Materials and Methods:
A lexicon for chance of LR was developed by nine radiologists: low (0-15%), intermediate (15-85%), and high (> 85%) probability and implemented as a PowerScribe macro. After 16 months, radiology reports were reviewed to determine if the study was done to assess for LR and whether the lexicon was used. When the lexicon was not used, chance of LR was inferred from the report. Two musculoskeletal fellows assessed for LR based on review of follow-up reports, images, and biopsy. Questionable cases were discussed with the attending radiologist. Negative cases: no recurrence on follow up or on biopsy. Positive cases: enlarging lesions or positive biopsy. Calibration analysis was used to assess the correlation of predicted probabilities of LR with observed occurrences of LR. Thirteen calibration and discrimination metrics were calculated for the whole group and for each radiologist. Bonferroni correction was applied.

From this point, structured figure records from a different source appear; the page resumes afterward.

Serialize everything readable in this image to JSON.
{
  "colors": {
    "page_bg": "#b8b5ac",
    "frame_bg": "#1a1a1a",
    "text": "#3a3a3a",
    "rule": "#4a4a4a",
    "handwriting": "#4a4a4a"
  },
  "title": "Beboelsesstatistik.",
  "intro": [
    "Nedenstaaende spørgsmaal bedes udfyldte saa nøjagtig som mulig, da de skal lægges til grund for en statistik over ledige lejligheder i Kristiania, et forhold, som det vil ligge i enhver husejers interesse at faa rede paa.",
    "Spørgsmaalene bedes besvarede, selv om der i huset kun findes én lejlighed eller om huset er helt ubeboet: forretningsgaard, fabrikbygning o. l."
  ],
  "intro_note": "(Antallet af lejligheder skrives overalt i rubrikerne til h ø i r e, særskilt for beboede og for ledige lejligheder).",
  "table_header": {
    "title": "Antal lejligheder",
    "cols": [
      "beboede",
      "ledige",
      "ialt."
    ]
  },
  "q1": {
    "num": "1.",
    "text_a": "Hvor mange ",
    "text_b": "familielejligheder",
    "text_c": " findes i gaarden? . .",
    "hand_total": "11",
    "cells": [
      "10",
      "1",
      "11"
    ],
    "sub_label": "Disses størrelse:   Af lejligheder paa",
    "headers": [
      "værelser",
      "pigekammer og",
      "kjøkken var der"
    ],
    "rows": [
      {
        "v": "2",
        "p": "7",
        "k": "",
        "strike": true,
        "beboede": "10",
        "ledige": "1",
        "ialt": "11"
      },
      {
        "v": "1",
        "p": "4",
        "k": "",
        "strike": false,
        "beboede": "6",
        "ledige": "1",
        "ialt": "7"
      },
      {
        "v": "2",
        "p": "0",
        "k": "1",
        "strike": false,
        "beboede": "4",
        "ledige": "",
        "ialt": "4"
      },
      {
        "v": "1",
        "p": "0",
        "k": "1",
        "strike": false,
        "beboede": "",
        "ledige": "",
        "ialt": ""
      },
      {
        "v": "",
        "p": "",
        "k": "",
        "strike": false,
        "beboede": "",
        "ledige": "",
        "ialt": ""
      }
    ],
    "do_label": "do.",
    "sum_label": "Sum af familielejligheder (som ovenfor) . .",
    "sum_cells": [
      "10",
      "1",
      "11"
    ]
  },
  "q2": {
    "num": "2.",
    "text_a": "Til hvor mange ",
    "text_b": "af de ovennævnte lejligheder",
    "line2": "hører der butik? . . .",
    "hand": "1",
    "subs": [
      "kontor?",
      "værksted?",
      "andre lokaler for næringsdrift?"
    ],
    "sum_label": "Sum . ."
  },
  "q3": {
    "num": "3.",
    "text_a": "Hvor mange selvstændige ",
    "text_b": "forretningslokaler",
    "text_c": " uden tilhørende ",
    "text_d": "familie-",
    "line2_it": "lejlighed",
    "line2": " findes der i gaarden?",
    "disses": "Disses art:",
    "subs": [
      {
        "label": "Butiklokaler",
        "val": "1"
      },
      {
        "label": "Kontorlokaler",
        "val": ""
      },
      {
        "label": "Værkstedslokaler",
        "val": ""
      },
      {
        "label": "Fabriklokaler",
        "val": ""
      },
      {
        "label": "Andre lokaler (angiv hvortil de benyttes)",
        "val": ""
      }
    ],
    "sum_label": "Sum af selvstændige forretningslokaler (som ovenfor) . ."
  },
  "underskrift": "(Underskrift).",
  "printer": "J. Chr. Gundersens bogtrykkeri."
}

Lexicon use improved over time but remained suboptimal (66%). The LR rate was 7%. Specificity for detection of LR was excellent (0.98, 95% CI: 0.97 0.99), but sensitivity was modest (0.67, 95% CI: 0.55, 0.77). Overall, the group of radiologists over-estimated (over-called) LR (calibration-in-the-large: 0.088, 95% CI: 0.076, 0.099) and was globally under-confident (confidence score: -0.066, 95% CI: - 0.077, 0.055). Two radiologists performed better than their peers, while two performed worse. There was no significant difference in any metric with respect to sarcoma type (myxoid vs. non), reader volume (at/above median vs. below), or presence of advanced imaging.

Confidence calibration can assess performance of radiologists in groups or individually. The techniques can be generalized to other practice settings to assess and improve quality.